In the series, Kubler describes her and others’ first-hand experience at facilities like the Academy at Ivy Ridge, and explores the troubled teen industry more broadly and those involved in running the facility she attended, including Lichfield.
Shortly after the series was released, Lichfield sued Kubler and Netflix for defamation, false light, invasion of privacy, intentional infliction of emotional distress and civil conspiracy.
The three-judge panel focused its questions on Kubler’s voiceover narration about meeting Lichfield at a karaoke event, asking Meyer how the statement “the children he abused, the parents he conned, all of the crimes he’s gotten away with” was enough to warrant defamation.
“Conning is a whole bunch of different meanings. There’s con men, there’s con women, there’s somebody cons me into overpaying for a Buick,” U.S. Circuit Judge Robert E. Bacharach, a Barack Obama appointee, said. “How can that reasonably be interpreted as a specific fact?”
Meyer responded that the conning statement was made collectively with specific statements like “the children he abused” and “the crimes he’s gotten away with,” which a reasonable viewer would interpret to believe that Lichfield was a con man and committed crimes like child abuse.
“This was specific. It was within investigative journalism, and the phrasing didn’t come with any hyperbolic statements,” he said. “This was said in a very clear, deliberate framework.”

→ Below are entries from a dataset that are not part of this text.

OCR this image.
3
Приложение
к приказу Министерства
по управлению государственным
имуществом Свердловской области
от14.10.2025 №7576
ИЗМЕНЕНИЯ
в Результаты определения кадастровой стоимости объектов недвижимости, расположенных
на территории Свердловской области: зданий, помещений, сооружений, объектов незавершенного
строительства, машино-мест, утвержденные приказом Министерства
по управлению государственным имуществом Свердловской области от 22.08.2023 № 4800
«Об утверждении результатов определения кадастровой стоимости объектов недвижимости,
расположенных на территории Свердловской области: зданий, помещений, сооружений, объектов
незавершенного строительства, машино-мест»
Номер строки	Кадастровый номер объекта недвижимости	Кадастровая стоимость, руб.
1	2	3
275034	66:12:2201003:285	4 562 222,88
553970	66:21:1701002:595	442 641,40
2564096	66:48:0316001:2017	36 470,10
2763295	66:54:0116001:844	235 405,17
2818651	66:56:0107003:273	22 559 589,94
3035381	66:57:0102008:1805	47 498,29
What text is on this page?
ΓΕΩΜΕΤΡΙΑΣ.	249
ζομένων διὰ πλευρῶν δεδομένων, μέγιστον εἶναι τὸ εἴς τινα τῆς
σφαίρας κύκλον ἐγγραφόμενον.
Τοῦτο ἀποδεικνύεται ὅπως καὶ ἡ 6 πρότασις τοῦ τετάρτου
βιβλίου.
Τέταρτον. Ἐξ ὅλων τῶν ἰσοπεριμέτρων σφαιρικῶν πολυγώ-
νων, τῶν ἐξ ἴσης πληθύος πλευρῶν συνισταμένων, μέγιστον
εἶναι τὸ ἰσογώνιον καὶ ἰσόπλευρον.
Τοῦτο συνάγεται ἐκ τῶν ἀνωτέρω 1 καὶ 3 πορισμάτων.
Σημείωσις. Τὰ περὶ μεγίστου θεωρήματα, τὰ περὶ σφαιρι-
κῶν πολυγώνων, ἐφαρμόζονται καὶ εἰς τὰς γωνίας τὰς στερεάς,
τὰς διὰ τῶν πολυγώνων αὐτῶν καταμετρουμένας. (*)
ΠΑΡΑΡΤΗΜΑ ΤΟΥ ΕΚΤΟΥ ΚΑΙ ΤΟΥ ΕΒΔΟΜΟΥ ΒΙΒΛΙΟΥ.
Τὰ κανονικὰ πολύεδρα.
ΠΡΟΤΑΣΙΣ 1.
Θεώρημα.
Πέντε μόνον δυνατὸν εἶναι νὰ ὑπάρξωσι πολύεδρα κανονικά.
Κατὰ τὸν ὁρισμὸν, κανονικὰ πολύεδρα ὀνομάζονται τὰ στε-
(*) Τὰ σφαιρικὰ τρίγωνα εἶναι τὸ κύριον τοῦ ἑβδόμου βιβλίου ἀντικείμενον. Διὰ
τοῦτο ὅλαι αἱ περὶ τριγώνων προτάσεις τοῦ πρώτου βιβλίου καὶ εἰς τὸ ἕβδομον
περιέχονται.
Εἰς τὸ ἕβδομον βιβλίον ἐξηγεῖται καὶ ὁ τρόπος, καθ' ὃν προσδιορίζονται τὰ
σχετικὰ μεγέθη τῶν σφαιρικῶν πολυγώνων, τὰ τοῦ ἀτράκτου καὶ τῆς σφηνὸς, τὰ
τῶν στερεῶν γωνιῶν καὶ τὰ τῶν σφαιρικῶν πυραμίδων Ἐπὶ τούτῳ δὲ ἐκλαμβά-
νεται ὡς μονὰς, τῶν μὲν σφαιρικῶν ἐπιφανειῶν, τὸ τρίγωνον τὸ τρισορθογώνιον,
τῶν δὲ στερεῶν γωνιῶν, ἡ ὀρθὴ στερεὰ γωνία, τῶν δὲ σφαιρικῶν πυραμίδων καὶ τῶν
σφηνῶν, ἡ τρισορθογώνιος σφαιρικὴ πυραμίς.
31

U.S. Circuit Judge Timothy M. Tymkovich said accusations of both child abuse and fraud were “fairly general” and “can be hyperbole contextually.”
“You need to get a little more specific context here, where the reasonable viewer of this documentary would say, ‘Mr. Litchfield is a bad person and committed crimes that could be proven under Utah state law,’” the George W Bush appointee said.
Attorney Natalie Spears, who represents Kubler and Netflix, said Kubler was expressing her opinion “that the methodologies that [Lichfield] used at WWASP facilities were abusive."
“She never personally accuses him of abusing anybody,” Spears, of Dentons law firm, said.
Spears said Kubler’s narration is “best understood as rhetorical hyperbole, emphasizing her criticism of WWASP tactics and her moral exasperation of the people who made money off of them.”
Bacharach questioned whether documentaries are typically assumed to be truthful.
“When I watch documentaries, I’m not expecting hyperbole, I’m not expecting opinions. I’m expecting facts,” he said.
Spears characterized the series as a “personal memoir” that does not claim to be neutral. Kubler’s opinions and “emotional exaggerated expressions” of criticism of the WWASP programs and Lichfield should be analyzed through that context, she said.
Lichfield had also objected to the documentary’s inclusion of his 2003 arrest in Costa Rica after a raid on one of his facilities to investigate abuse, without mentioning authorities later dropped the charges.
Bacharach confirmed the specific facility was never exonerated from the claims of abuse, but Meyer said that Lichfield himself was never convicted of any abuse charges.
“There’s a difference between when exculpatory evidence might change a perspective and when it absolutely will, and knowing someone was found innocent, I think a reasonable person would find that that absolutely would change the perspective,” Meyer said.
However, Spears argued that it was true Lichfield was arrested and that Kubler never implied he was convicted.
“She implies nothing happened to him, which is, of course, the broader point she was making, and she’s entitled under the First Amendment to make that different point,” she said. “He doesn’t get the editor’s pen to rewrite her speech after the fact.”
A federal judge previously found Kubler’s statements were constitutionally protected opinions, dismissing the suit under Utah and California anti-SLAPP laws, which allow defendants to seek quick dismissal of a lawsuit they believe is only aimed at stifling their First Amendment free speech rights.
“The district court correctly held it in the context of telling her own painful and deeply personal story, Ms. Kubler’s statements were classic expressions of hyperbole and protected opinion under the First Amendment … not statements of verifiable fact,” Spears said.
U.S. Circuit Judge Richard E. N. Federico, a Joe Biden appointee, rounded out the panel.
A representative for Kubler and Netflix did not immediately respond to a request for comment.